Vu la procédure suivante :

Mme A B a demandé au juge des référés du tribunal administratif de Cergy-Pontoise d’enjoindre à la société CDC habitat social, sur le fondement des dispositions de l’article L. 521-2 du code de justice administrative, de réviser à la baisse son loyer en re-conventionnant son logement actuel de type « PLS » en type « PLAI ». Par une ordonnance n° 2409687 du 10 juillet 2024, prise sur le fondement de l’article L. 522-3 du code de justice administrative, le juge des référés du tribunal administratif a rejeté sa demande comme portée devant une juridiction incompétente pour en connaître.

Par un pourvoi sommaire et un mémoire complémentaire, enregistrés les 3 et 13 septembre 2024 au secrétariat du contentieux du Conseil d’Etat, Mme B demande au Conseil d’Etat :

1°) d’annuler cette ordonnance ;

2°) à titre subsidiaire, de renvoyer au Tribunal des conflits le soin trancher la question de compétence ;

3°) de mettre à la charge de la société CDC habitat social la somme de 3 000 euros à verser à la SCP Waquet, Farge, Hazan, son avocat, au titre des articles L. 761-1 du code de justice administrative et 37 de la loi du 10 juillet 1991.

Vu les autres pièces du dossier ;

Vu :

— la loi n° 91-647 du 10 juillet 1991 et le décret n° 2020-1717 du 28 décembre 2020 ;

— le code de justice administrative ;

1. D’une part, aux termes de l’article L. 822-1 du code de justice administrative : « Le pourvoi en cassation devant le Conseil d’Etat fait l’objet d’une procédure préalable d’admission. L’admission est refusée par décision juridictionnelle si le pourvoi est irrecevable ou n’est fondé sur aucun moyen sérieux ». Aux termes du troisième alinéa de l’article R. 822-5 du même code : « Lorsque le pourvoi est () entaché d’une irrecevabilité manifeste non susceptible d’être couverte en cours d’instance, le président de la chambre peut décider par ordonnance de ne pas l’admettre ».

2. D’autre part, aux termes de l’article R. 523-1 du code de justice administrative : « Le pourvoi en cassation contre les ordonnances rendues par le juge des référés en application des articles L. 521-1, L. 521-3, L. 521-4 et L. 522-3 est présenté dans les quinze jours de la notification qui en est faite en application de l’article R. 522-12 ». L’article 44 du décret du 28 décembre 2020 portant application de la loi du 10 juillet 1991 relative à l’aide juridictionnelle dispose : « I. – En matière civile, lorsqu’une demande d’aide juridictionnelle en vue de se pourvoir devant la Cour de cassation () est déposée ou adressée au bureau d’aide juridictionnelle établi près la Cour de cassation avant l’expiration du délai imparti pour le dépôt du pourvoi (), ce délai est interrompu. Un nouveau délai de recours court à compter de la notification de la décision du bureau d’aide juridictionnelle (). II. – Les délais de recours sont interrompus dans les conditions prévues au I lorsque l’aide juridictionnelle est sollicitée à l’occasion d’une instance devant le Conseil d’Etat () ».
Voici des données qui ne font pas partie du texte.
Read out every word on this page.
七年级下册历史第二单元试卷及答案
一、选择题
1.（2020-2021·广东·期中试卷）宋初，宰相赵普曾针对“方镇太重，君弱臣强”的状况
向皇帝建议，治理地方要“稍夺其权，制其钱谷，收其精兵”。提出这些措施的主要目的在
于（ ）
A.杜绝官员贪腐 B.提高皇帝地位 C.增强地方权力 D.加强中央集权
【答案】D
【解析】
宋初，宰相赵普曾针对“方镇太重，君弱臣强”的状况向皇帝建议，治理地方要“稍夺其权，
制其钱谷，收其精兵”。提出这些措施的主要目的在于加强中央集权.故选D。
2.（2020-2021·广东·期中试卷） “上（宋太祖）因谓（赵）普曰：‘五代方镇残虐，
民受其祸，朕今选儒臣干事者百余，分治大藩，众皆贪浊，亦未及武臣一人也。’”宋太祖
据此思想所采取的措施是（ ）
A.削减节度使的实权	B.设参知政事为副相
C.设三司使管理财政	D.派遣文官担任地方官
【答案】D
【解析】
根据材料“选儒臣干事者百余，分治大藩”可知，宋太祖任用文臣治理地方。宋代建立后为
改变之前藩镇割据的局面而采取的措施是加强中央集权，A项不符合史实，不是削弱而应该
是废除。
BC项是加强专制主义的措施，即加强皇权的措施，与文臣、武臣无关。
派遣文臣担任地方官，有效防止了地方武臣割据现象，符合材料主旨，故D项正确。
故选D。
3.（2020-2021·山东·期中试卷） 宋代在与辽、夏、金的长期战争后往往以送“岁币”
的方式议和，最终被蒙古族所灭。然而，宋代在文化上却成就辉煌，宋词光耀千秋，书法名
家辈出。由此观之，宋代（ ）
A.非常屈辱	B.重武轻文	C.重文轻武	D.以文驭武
3. Il ressort des pièces de la procédure que Mme B a reçu notification de l’ordonnance attaquée le 11 juillet 2024. En vue de se pourvoir en cassation contre cette ordonnance, elle a sollicité le bénéfice de l’aide juridictionnelle par un courriel du 5 août 2024, reçu le même jour au bureau d’aide juridictionnelle. Cette demande formulée après l’expiration du délai de recours prévu par les dispositions précitées de l’article R. 523-1 du code de justice administrative était tardive et n’a pu interrompre le délai de recours. La circonstance que la notification à Mme B de l’ordonnance du juge des référés du tribunal administratif était erronée en ce qu’elle a prétendu la voie de l’appel ouverte contre l’ensemble des éléments du dispositif, n’a pas été de nature à induire l’intéressée en erreur sur ce délai. Ainsi, ce pourvoi a été présenté tardivement et ne peut, dès lors, être admis.

O R D O N N E :

Article 1er : Le pourvoi de Mme B n’est pas admis.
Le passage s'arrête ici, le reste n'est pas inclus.